Sunday, November 17, 2019

Trump, the influence of television, and the destruction of open government discourse

This essay-review in the latest New York Review of Books is a decent summary of two recent books on Trump and television. I think the article is wrong to leave Taibbi's belief that "Russiagate" is ultimately a hoax akin to Saddam Hussein's WMDs. Taibbi's judgment is horribly and cynically wrong because there is more than smoke with Trump's long relationship with Russian oligarchs and many of Trump's foreign policy moves, as Seth Abramson and Craig Unger, two respected reporters, have disclosed in books on Trump and the Russians, released a year or more ago. I am surprised the writer, David Bromwich, who should know better, seems to have not considered those books in evaluating Tiabbi's conclusion.

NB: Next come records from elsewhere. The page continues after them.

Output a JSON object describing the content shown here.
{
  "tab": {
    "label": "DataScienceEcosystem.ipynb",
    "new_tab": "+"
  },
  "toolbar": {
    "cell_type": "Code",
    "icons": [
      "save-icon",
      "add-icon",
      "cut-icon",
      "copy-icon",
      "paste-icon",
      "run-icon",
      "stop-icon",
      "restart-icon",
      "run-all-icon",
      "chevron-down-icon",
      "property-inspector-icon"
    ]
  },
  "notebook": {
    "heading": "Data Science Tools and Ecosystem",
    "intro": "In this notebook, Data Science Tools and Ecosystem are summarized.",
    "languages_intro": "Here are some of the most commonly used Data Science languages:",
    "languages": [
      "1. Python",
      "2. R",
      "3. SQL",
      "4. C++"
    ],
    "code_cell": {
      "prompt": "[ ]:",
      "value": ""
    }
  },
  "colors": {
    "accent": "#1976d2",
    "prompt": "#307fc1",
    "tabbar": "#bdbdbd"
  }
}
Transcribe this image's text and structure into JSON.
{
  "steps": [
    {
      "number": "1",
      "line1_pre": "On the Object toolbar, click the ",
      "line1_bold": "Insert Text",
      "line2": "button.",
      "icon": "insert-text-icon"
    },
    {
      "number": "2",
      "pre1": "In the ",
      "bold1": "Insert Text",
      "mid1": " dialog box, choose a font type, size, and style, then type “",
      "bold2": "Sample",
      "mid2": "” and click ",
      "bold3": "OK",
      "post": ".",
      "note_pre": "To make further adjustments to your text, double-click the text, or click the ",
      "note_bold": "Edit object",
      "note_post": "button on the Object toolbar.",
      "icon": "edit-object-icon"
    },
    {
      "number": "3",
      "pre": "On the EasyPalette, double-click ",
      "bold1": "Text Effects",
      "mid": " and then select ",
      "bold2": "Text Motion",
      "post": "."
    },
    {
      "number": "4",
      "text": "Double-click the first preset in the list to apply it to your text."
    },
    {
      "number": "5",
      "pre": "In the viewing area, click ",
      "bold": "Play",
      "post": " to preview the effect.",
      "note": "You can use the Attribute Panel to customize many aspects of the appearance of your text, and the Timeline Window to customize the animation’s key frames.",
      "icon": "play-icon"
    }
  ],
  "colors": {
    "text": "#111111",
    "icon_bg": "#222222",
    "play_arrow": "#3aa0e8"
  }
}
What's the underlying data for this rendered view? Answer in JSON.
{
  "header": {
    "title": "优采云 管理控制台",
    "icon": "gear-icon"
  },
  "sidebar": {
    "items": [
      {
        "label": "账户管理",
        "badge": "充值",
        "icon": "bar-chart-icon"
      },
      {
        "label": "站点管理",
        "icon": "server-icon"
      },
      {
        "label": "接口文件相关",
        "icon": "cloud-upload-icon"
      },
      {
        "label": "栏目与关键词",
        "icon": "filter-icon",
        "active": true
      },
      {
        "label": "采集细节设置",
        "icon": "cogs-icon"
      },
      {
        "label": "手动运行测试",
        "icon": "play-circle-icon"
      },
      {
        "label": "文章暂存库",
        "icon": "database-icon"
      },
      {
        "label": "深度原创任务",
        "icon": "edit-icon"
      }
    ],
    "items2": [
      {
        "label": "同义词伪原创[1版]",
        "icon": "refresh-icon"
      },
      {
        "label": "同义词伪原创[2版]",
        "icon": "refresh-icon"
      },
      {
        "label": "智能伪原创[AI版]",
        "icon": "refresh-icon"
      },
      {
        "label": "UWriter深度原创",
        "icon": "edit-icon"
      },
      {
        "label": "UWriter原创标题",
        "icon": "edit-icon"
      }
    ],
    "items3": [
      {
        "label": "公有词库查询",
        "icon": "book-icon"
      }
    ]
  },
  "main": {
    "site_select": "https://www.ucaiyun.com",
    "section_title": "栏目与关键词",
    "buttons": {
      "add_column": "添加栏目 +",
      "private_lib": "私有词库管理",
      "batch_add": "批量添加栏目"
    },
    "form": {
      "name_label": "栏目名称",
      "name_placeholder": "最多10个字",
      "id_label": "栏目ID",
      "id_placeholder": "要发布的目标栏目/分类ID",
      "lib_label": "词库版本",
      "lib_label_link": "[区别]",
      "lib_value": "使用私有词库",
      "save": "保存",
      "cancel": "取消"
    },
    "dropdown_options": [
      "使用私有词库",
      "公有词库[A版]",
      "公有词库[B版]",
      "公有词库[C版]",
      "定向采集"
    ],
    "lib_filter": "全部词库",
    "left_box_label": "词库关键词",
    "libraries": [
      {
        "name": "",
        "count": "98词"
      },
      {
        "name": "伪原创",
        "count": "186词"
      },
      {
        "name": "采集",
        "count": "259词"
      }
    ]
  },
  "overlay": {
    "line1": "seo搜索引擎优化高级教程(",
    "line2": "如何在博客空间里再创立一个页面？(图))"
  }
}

Worse, Bronwich seems unfamiliar with findings in the Mueller report, which showed over 100 contacts between Trump, his campaign, and the Russians in the 2015-2016 campaign period, and totally ignorant of Mueller's clear conclusion that, while he believed he was bound by the executive branch conclusion that no president could indicted, Congress had the power to take action against Trump and others surrounding Trump. Mueller's testimony made clear to any reasonable person he believes Trump should be further investigated, particularly where Mueller acquiesced in not personally deposing Trump. This is a major failure on the part of Bromwich, who again should know better as a veteran NY Review of Books reviewer for over 30 years.

However, I am glad Bromwich properly castigated the colloquiums and cliches that mar the other book being reviewed, and was wise enough to recognize some important analysis within that other book. Bromwich says:

"Here indeed is a clue to his (Trump's) presidency. For though Trump is an attention guzzler—he wants an audience to notice him every hour of every day—he has a smaller need than the average politician for wide popularity. An extra skin or protective layer of unconcern goes with his readiness to say or do the abrasive and insulting thing. It was this that most set him apart from his immediate predecessors, Obama and the younger Bush. The numerical minority and electoral majority that lifted him to the presidency seem to have done it partly in response to this trait. He offered a perversely satisfying relief from the soft-sell pandering of American political life."

This insight is why those who revere Trump, mostly older, white Baby Boomers and addled Oldsters, who have racial insensitivities and appear unable to overcome corporate media biases, mostly right wing and elitist, are less and less interested in majority rule--and worse, live in a world that promotes a new type of anti-intellectualism and portent of outright fascism.  Eric Alterman, who I used to like a lot, but who I find less and less interesting, had earlier this year written an essay in The New Yorker that traced the decline of History majors in public universities to a decline in historical understanding, noting Yale University was increasing the number of History majors because of its elite status, where people graduating with a degree in History were in a much better position to land a job teaching History.  This is true as far as things go, but wholly unsatisfying as a reason for any decline in historical understanding.  I would say most of the American population has long had a problem with historical perspective, as Gore Vidal properly said our nation should perhaps be called "The United States of Amnesia."  Vidal understood the role of broadcast corporate owned media in heightening an inability to grasp and evaluate historical perspectives and how people are often focused on trivialities, inanities, and gossip.  I would also add the destruction of private unions across the nation that accompanied the de-industrialization of the nation, which corporate-friendly trade deals accelerated.  These are more systemic and more profound in producing Trump as a political leader and where our nation's discourse is at in the present.  I find it more and more impossible to converse with people who claim they are Republicans or support Trump to the extent they live in a right-wing media bubble, complete with unfounded and discredited conspiracy theories against the Clintons, a lingering belief Obama is not a US citizen and is a "secret" Muslim fundamentalist friend of terrorists, and are obsessed with immigration and guns based upon an avalanche of misinformation and fear. 

In addition to the substantive points responding to Bromwich, I have a perhaps quibble with Bromwich, which is his assertion that the New York Times is "an organ for educated middle class." This is incomplete if not outright misleading.  The New York Times, for the past 100 plus years, has been an organ for elite opinion, particularly the economic elite, and that is well beyond the middle class. That the middle class buys too much into the slant from corporate owned media, and does not critically evaluate the information, that much is definitely true. It is also true of Bromwich's article, though Bromwich's article should nonetheless be read in its entirety to help move forward a discourse sorely needing progress.